Normally, erythrocytes are malleable so that they can squeeze through tight capillaries, but as they get unhealthy or old their flexibility reduces, which makes them more likely to get stuck in the spleen and cleared from the body. But the malaria parasites are able to alter the cell’s deformability, preventing them from stiffening up and thus ultimately encouraging transmission by remaining in the blood, ready to be gobbled up by another hungry mosquito that takes a meal.

Researchers therefore figured that if they could help the infected cells harden up, they might be able to reduce their persistence in the circulation and thus ultimately interrupt further malaria transmission. After discovering that deformability is regulated by a pathway that involves a molecule called cAMP, which promotes stiffening when it builds up inside cells, scientists from the Institut Cochin, the Institut Pasteur and the London School of Hygiene and Tropical Medicine sought to find a way of altering its levels.

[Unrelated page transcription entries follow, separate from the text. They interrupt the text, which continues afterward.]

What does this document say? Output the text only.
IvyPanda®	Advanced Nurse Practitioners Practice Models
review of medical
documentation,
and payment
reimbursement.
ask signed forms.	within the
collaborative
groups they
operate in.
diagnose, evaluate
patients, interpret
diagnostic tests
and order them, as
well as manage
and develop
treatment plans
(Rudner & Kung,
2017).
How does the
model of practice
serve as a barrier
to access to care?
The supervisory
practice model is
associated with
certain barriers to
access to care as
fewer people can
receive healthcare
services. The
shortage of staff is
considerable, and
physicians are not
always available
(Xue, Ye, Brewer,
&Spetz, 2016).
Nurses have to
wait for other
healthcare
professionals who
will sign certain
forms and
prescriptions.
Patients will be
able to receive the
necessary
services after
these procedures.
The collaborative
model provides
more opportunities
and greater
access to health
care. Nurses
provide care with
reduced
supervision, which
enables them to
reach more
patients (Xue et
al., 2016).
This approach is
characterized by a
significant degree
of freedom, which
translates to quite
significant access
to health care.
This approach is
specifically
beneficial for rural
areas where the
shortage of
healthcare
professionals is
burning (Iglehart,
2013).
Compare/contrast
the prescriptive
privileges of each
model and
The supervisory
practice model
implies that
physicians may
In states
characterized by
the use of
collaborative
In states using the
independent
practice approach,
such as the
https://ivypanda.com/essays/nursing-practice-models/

As described in PLOS Pathogens, they found that cAMP is degraded by an enzyme called phosphodiesterase, so they began testing a bank of potential agents to see if any blocked its activity, which would prevent cAMP levels from dropping. Of those examined, they identified several that were efficient at inhibiting this enzyme, including Viagra, which made cells less deformable and thus less likely to sneak through the spleen and remain in circulation. Although they have yet to see if the same happens in animals or humans, they did demonstrate their effectiveness in a model of the spleen’s filtration system. But since Viagra is already licensed, getting approval for clinical trials should be relatively simple.

Of course, if Viagra were to be considered for use in humans, then it would need to be modified so that it doesn’t cause that perhaps unwelcome side effect, which could certainly make things a tad awkward.